Eccoci di nuovo con la grande epopea dell’ex Ilva, oggi elegantemente ribattezzata Acciaierie d’Italia, che fa tanto multinazionale chic, ma con le fondamenta arrugginite e le casse piene solo di cigolii. A Taranto l’altoforno 1 va a fuoco e il governo, con l’agilità di un bradipo ferito, scopre che forse, ma proprio forse, non si raggiungerà quella mitica “piena decarbonizzazione” promessa, sbandierata, ma mai nemmeno imboccata.

Il ministro Urso, con la drammaticità di chi ha appena assistito al naufragio del Titanic su Rete 4, ci informa che l’incendio compromette la produzione. Davvero? Ma che sorpresa! Nessuno poteva immaginare che affidare un impianto strategico nazionale a una gestione fallimentare e indecisa avrebbe portato a questo. E intanto, 3.926 lavoratori in cassa integrazione. Come sempre, chi paga è l’operaio, che resta a casa con uno stipendio ridotto e un futuro evaporato più in fretta del vapore degli altoforni.

Erano pronti a passare da due a quattro milioni di tonnellate prodotte. Ora, l’unico dato che cresce è quello degli ammortizzatori sociali. Altro che rilancio! La decarbonizzazione è diventata decapitazione: dei diritti, dei posti di lavoro, delle prospettive. E se l’azienda parla di “cassa integrazione coerente con la fase attuale”, i lavoratori leggono: abbandono programmato.
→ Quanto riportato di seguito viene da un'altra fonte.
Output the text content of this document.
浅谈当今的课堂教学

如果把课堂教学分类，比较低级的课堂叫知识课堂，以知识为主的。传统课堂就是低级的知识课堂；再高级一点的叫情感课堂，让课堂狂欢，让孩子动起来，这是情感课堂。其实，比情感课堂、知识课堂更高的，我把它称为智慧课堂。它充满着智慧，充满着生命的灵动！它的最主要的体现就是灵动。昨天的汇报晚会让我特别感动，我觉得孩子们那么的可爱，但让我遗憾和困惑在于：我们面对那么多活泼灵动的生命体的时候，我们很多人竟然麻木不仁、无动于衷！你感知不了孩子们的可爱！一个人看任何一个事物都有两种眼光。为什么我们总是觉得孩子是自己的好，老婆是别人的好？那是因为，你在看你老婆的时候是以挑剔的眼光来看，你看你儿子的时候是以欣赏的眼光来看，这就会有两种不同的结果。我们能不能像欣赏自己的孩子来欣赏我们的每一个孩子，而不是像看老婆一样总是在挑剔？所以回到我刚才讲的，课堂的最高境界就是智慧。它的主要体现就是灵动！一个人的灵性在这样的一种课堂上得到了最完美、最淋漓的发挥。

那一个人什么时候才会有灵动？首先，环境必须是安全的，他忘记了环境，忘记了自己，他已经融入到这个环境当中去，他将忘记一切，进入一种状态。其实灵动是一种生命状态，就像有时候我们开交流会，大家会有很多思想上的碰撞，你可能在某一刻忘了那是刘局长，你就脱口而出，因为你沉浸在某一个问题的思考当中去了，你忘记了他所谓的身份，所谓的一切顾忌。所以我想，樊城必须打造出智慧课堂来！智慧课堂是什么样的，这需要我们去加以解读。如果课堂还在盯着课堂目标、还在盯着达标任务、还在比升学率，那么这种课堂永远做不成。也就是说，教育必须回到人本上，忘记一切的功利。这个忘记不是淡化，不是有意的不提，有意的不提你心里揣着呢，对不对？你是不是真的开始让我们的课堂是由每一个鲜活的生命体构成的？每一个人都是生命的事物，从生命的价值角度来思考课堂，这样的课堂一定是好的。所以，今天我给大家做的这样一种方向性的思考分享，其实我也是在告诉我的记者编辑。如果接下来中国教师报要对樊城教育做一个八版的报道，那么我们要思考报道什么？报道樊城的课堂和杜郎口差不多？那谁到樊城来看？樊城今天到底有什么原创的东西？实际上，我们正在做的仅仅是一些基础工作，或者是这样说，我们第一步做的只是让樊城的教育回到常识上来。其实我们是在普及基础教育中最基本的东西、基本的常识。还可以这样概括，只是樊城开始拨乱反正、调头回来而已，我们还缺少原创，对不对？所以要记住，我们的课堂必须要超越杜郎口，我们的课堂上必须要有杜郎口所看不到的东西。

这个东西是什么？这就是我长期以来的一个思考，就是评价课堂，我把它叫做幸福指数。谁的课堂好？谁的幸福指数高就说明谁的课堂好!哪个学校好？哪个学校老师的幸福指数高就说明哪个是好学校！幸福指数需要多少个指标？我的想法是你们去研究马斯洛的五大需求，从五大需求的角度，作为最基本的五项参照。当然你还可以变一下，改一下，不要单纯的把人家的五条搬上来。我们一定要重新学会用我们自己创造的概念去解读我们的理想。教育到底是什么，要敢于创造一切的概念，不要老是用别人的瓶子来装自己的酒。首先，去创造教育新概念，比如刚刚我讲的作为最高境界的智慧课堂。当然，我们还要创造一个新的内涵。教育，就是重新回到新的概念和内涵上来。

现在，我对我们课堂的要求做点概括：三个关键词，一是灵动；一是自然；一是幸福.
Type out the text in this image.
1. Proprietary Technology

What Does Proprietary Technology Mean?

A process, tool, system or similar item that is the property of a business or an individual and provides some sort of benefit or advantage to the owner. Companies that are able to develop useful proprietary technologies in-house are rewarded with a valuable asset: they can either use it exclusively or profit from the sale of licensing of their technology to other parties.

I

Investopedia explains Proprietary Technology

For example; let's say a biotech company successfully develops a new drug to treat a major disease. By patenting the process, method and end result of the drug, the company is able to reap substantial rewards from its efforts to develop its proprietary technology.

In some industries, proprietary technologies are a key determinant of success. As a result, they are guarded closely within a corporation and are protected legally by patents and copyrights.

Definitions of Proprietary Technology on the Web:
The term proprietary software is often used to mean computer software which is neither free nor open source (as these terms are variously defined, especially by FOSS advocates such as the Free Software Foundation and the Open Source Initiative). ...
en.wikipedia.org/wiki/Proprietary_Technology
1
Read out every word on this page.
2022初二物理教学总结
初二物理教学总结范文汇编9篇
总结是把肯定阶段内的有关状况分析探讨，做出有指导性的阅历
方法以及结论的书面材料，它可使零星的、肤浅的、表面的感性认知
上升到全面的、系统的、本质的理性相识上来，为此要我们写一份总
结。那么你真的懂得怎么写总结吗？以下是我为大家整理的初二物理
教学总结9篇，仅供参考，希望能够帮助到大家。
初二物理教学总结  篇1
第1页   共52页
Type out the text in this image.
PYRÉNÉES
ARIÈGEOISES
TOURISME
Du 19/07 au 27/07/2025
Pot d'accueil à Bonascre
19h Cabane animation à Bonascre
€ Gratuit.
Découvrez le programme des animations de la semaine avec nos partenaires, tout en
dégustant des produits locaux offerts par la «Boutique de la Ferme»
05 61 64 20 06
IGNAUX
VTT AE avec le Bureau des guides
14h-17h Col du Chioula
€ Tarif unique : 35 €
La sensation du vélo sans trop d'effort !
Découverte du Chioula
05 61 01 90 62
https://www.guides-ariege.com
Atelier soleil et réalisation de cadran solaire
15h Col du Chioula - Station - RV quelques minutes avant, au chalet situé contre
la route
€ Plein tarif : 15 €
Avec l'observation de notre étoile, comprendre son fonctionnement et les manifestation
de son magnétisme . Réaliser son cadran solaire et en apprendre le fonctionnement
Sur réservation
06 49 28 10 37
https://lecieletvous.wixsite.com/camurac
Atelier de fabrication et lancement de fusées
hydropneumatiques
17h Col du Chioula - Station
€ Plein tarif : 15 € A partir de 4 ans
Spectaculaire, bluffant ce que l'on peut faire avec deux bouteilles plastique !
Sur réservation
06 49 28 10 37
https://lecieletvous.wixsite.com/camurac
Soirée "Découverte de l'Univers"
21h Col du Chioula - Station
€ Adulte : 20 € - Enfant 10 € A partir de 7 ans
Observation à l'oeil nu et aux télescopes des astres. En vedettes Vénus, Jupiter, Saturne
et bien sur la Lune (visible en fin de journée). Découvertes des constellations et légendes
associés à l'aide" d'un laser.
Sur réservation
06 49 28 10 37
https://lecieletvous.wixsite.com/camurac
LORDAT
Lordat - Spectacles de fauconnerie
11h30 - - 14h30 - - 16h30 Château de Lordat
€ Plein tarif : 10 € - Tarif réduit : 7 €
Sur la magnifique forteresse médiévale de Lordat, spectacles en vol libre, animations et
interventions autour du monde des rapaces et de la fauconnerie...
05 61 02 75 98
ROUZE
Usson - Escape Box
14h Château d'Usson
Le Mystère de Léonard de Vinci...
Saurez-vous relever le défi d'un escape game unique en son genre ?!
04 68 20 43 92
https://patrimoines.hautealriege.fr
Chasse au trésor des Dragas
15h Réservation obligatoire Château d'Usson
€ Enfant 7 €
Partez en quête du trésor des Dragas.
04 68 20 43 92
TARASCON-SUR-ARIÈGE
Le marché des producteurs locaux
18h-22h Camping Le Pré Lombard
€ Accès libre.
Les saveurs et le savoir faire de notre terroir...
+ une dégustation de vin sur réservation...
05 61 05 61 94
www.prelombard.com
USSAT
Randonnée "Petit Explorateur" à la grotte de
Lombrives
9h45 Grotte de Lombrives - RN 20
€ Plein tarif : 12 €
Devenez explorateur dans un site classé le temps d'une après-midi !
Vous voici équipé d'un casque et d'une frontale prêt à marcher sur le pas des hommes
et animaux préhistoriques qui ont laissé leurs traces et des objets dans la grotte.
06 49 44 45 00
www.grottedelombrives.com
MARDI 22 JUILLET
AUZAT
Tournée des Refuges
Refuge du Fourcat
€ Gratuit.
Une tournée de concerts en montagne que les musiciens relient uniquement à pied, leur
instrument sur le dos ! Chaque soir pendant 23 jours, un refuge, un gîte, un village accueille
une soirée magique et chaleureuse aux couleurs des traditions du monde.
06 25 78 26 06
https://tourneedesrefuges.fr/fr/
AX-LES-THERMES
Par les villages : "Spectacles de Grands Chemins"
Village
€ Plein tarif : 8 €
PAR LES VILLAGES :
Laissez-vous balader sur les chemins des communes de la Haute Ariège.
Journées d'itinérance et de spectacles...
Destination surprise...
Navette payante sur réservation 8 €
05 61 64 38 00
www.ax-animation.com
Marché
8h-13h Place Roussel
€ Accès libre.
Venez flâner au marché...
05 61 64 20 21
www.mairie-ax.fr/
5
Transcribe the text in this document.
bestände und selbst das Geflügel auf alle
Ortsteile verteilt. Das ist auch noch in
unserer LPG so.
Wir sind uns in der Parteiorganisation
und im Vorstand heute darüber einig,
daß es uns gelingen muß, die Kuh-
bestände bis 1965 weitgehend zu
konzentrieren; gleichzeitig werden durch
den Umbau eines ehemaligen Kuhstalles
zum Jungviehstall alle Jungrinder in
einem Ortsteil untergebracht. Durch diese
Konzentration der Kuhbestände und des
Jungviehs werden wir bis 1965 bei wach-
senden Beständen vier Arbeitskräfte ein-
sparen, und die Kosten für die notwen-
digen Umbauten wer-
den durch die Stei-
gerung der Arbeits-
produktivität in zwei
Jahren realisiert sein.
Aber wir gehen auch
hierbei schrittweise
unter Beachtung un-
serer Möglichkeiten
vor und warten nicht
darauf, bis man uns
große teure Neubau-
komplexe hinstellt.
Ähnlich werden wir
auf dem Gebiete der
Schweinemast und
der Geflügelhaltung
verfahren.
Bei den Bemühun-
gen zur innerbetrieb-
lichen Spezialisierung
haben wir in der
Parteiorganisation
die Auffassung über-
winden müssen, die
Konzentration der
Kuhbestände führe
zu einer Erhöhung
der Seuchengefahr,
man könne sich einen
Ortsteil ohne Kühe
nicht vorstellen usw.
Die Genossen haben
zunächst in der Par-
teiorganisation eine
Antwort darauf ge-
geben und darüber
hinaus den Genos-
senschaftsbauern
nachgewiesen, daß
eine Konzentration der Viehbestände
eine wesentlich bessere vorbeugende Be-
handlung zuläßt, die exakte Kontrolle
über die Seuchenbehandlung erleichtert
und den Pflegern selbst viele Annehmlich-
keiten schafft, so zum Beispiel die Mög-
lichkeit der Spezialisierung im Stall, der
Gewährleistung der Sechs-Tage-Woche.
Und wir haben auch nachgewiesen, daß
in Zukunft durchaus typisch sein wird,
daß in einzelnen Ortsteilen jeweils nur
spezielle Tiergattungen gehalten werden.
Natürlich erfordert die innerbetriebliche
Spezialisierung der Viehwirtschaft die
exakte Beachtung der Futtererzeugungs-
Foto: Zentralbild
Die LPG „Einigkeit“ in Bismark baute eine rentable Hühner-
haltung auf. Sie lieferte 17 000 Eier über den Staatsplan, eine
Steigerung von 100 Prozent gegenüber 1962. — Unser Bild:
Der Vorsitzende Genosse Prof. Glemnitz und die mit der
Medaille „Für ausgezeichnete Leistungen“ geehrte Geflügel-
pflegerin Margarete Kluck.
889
Ma tranquilli, ci sarà una nuova istanza al ministero del Lavoro. Un altro documento, un’altra riunione, un altro giro di parole. Perché in Italia le emergenze non si risolvono: si gestiscono, cioè si trascinano finché non diventano croniche. Come a Taranto, dove la ruggine ha ormai corroso perfino la dignità della politica industriale.